New accounting rules throw up opportunities

New accounting rules are set to drive branding issues up the corporate agenda, creating “significant” opportunities for graphic and new media designers, according to a Financial Times report.

Brand Valuation: Understanding, Exploiting and Communicating Brand Values is published tomorrow by Financial Times Retail & Consumer Publishing. It includes a section on the new rule.

From 23 December, companies must list the value of intangible assets gained from acquisitions on their balance sheet, as part of new accounting rule FRS 10.

Many companies are likely to break down this figure into its constituent parts, which will include the value of any brands it has purchased.

The value of a company’s home grown brands will not be listed, because they have never been sold. Their value is much harder to quantify independently.

“I’ve had numerous analysts pushing for a separate section on marketing performance to go with the annual report,” says David Haigh, managing director of brand valuation consultancy Brand Finance and author of the report.

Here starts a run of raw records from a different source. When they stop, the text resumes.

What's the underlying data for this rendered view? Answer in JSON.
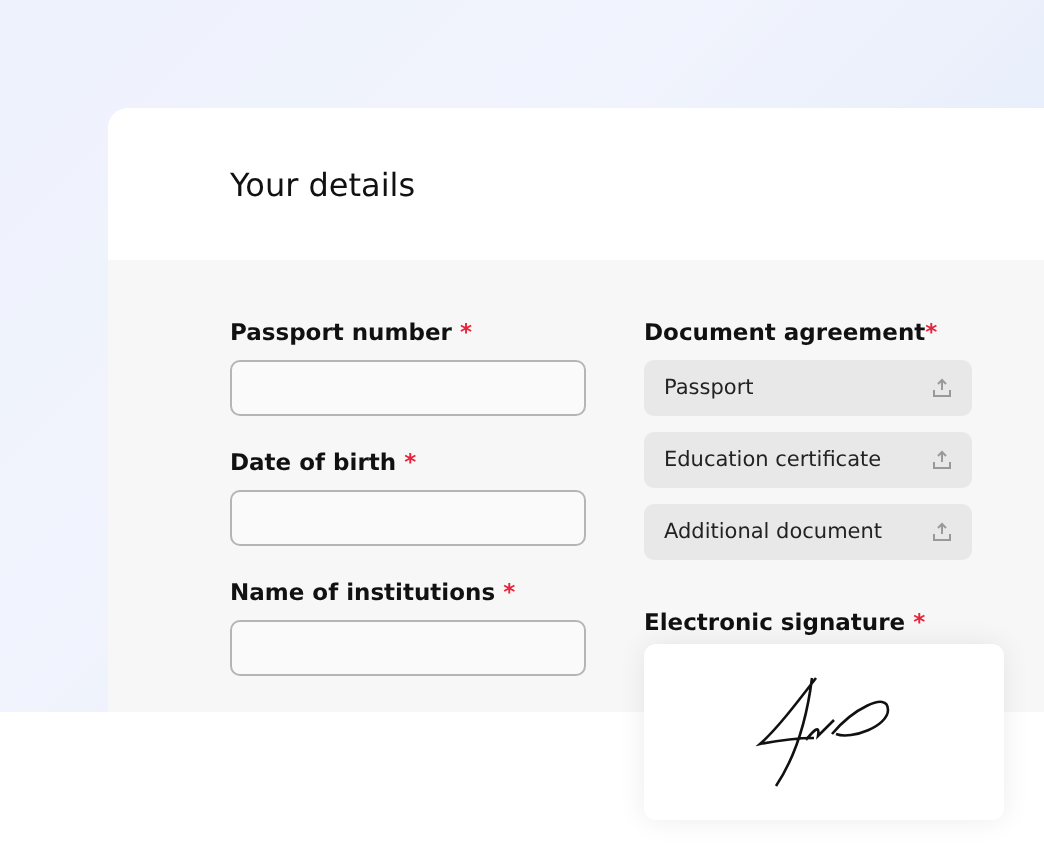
{
  "card": {
    "title": "Your details"
  },
  "fields": [
    {
      "label": "Passport number",
      "required_mark": "*"
    },
    {
      "label": "Date of birth",
      "required_mark": "*"
    },
    {
      "label": "Name of institutions",
      "required_mark": "*"
    }
  ],
  "documents": {
    "label": "Document agreement",
    "required_mark": "*",
    "items": [
      {
        "label": "Passport"
      },
      {
        "label": "Education certificate"
      },
      {
        "label": "Additional document"
      }
    ]
  },
  "signature": {
    "label": "Electronic signature",
    "required_mark": "*"
  }
}
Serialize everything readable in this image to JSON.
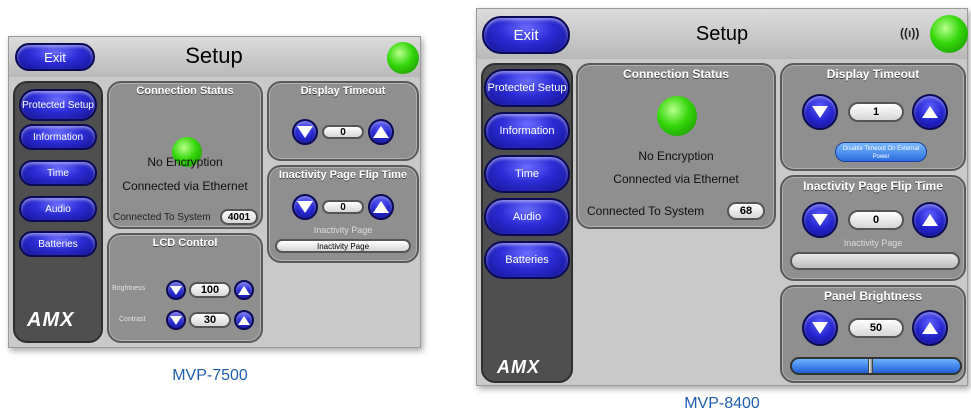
{
  "left": {
    "caption": "MVP-7500",
    "header": {
      "exit_label": "Exit",
      "title": "Setup"
    },
    "sidebar": {
      "items": [
        {
          "label": "Protected Setup"
        },
        {
          "label": "Information"
        },
        {
          "label": "Time"
        },
        {
          "label": "Audio"
        },
        {
          "label": "Batteries"
        }
      ],
      "logo": "AMX"
    },
    "connection": {
      "title": "Connection Status",
      "encryption": "No Encryption",
      "connected_via": "Connected via Ethernet",
      "system_label": "Connected To System",
      "system_value": "4001"
    },
    "display_timeout": {
      "title": "Display Timeout",
      "value": "0"
    },
    "inactivity": {
      "title": "Inactivity Page Flip Time",
      "value": "0",
      "page_label": "Inactivity Page",
      "page_value": "Inactivity Page"
    },
    "lcd": {
      "title": "LCD Control",
      "brightness_label": "Brightness",
      "brightness_value": "100",
      "contrast_label": "Contrast",
      "contrast_value": "30"
    }
  },
  "right": {
    "caption": "MVP-8400",
    "header": {
      "exit_label": "Exit",
      "title": "Setup",
      "wireless_icon": "((ı))"
    },
    "sidebar": {
      "items": [
        {
          "label": "Protected Setup"
        },
        {
          "label": "Information"
        },
        {
          "label": "Time"
        },
        {
          "label": "Audio"
        },
        {
          "label": "Batteries"
        }
      ],
      "logo": "AMX"
    },
    "connection": {
      "title": "Connection Status",
      "encryption": "No Encryption",
      "connected_via": "Connected via Ethernet",
      "system_label": "Connected To System",
      "system_value": "68"
    },
    "display_timeout": {
      "title": "Display Timeout",
      "value": "1",
      "disable_label": "Disable Timeout On External Power"
    },
    "inactivity": {
      "title": "Inactivity Page Flip Time",
      "value": "0",
      "page_label": "Inactivity Page"
    },
    "brightness": {
      "title": "Panel Brightness",
      "value": "50",
      "level": 0.47
    }
  },
  "colors": {
    "accent_blue": "#2426d0",
    "status_green": "#35d70a",
    "caption_blue": "#1f5fb0"
  }
}
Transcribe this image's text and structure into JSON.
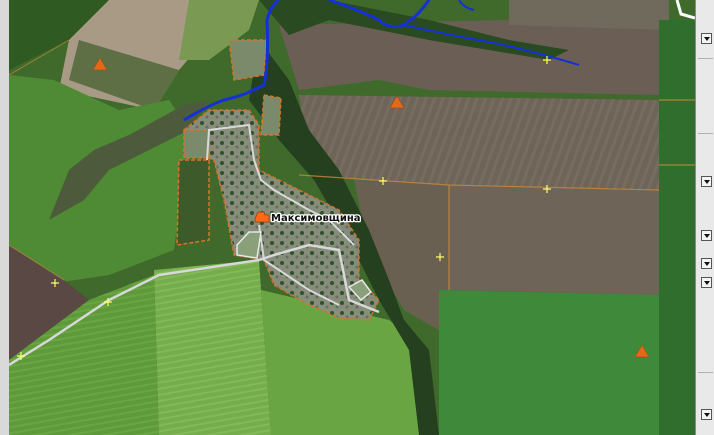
{
  "map": {
    "settlement": {
      "name": "Максимовщина"
    }
  },
  "colors": {
    "river": "#1530d8",
    "road": "#d8d8d8",
    "boundary": "#d5742a",
    "triangulation_marker": "#e06a1a",
    "grid_cross": "#ffff66",
    "settlement_marker": "#ff6a1a"
  },
  "icons": {
    "settlement": "settlement-icon",
    "elevation_point": "triangle-icon",
    "grid_marker": "cross-icon"
  },
  "right_panel": {
    "buttons": [
      "chevron-down-icon",
      "chevron-down-icon",
      "chevron-down-icon",
      "chevron-down-icon",
      "chevron-down-icon",
      "chevron-down-icon"
    ]
  }
}
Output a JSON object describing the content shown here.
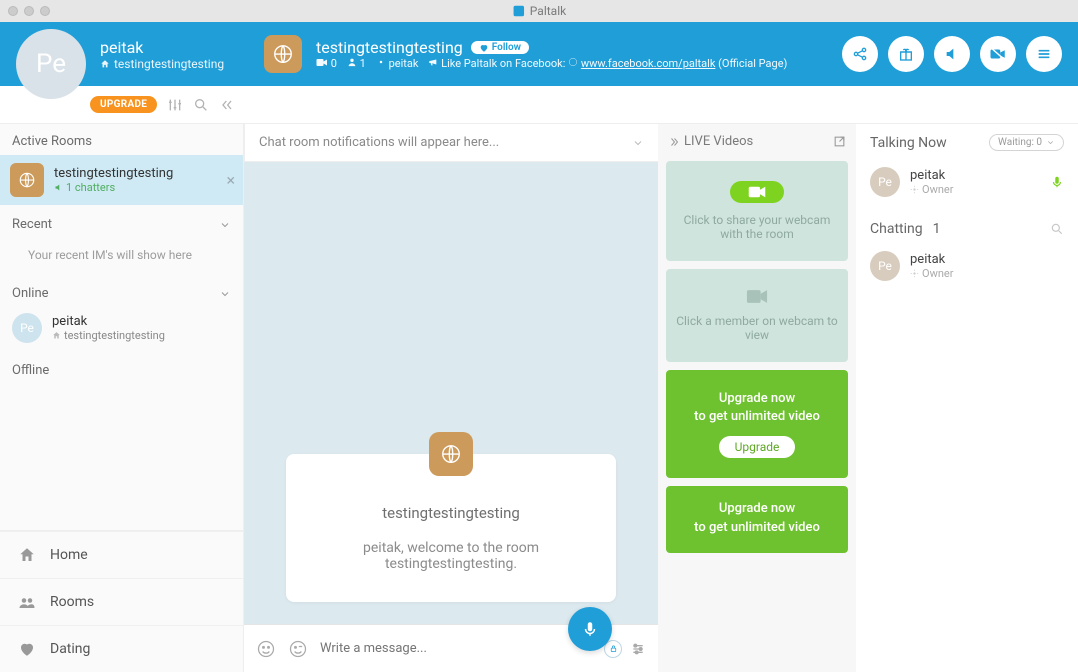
{
  "app": {
    "title": "Paltalk"
  },
  "header": {
    "user": {
      "name": "peitak",
      "avatar_initials": "Pe",
      "room": "testingtestingtesting"
    },
    "room": {
      "name": "testingtestingtesting",
      "follow_label": "Follow",
      "cam_count": "0",
      "people_count": "1",
      "admin": "peitak",
      "fb_prefix": "Like Paltalk on Facebook:",
      "fb_link": "www.facebook.com/paltalk",
      "fb_suffix": "(Official Page)"
    }
  },
  "subbar": {
    "upgrade": "UPGRADE"
  },
  "sidebar": {
    "active_rooms_label": "Active Rooms",
    "active_room": {
      "name": "testingtestingtesting",
      "chatters": "1 chatters"
    },
    "recent_label": "Recent",
    "recent_hint": "Your recent IM's will show here",
    "online_label": "Online",
    "online_user": {
      "name": "peitak",
      "room": "testingtestingtesting",
      "initials": "Pe"
    },
    "offline_label": "Offline",
    "nav": {
      "home": "Home",
      "rooms": "Rooms",
      "dating": "Dating"
    }
  },
  "center": {
    "notif": "Chat room notifications will appear here...",
    "welcome_title": "testingtestingtesting",
    "welcome_line1": "peitak, welcome to the room",
    "welcome_line2": "testingtestingtesting.",
    "compose_placeholder": "Write a message..."
  },
  "videos": {
    "header": "LIVE Videos",
    "share_text": "Click to share your webcam with the room",
    "view_text": "Click a member on webcam to view",
    "upgrade_line1": "Upgrade now",
    "upgrade_line2": "to get unlimited video",
    "upgrade_btn": "Upgrade"
  },
  "right": {
    "talking_label": "Talking Now",
    "waiting": "Waiting: 0",
    "talker": {
      "name": "peitak",
      "role": "Owner",
      "initials": "Pe"
    },
    "chatting_label": "Chatting",
    "chatting_count": "1",
    "chatter": {
      "name": "peitak",
      "role": "Owner",
      "initials": "Pe"
    }
  }
}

“The trend was there anyway, but this new rule has increased that demand. This is likely to create significant new opportunities for graphic designers and new media designers [for the online version of an annual report].”

Haigh says the additional marketing sections are likely to include information on both home-grown and acquired brands.

“The new rule is also likely to raise awareness of the importance and value of brands, which, in turn, should filter down into extra work across the design industry,” adds Haigh.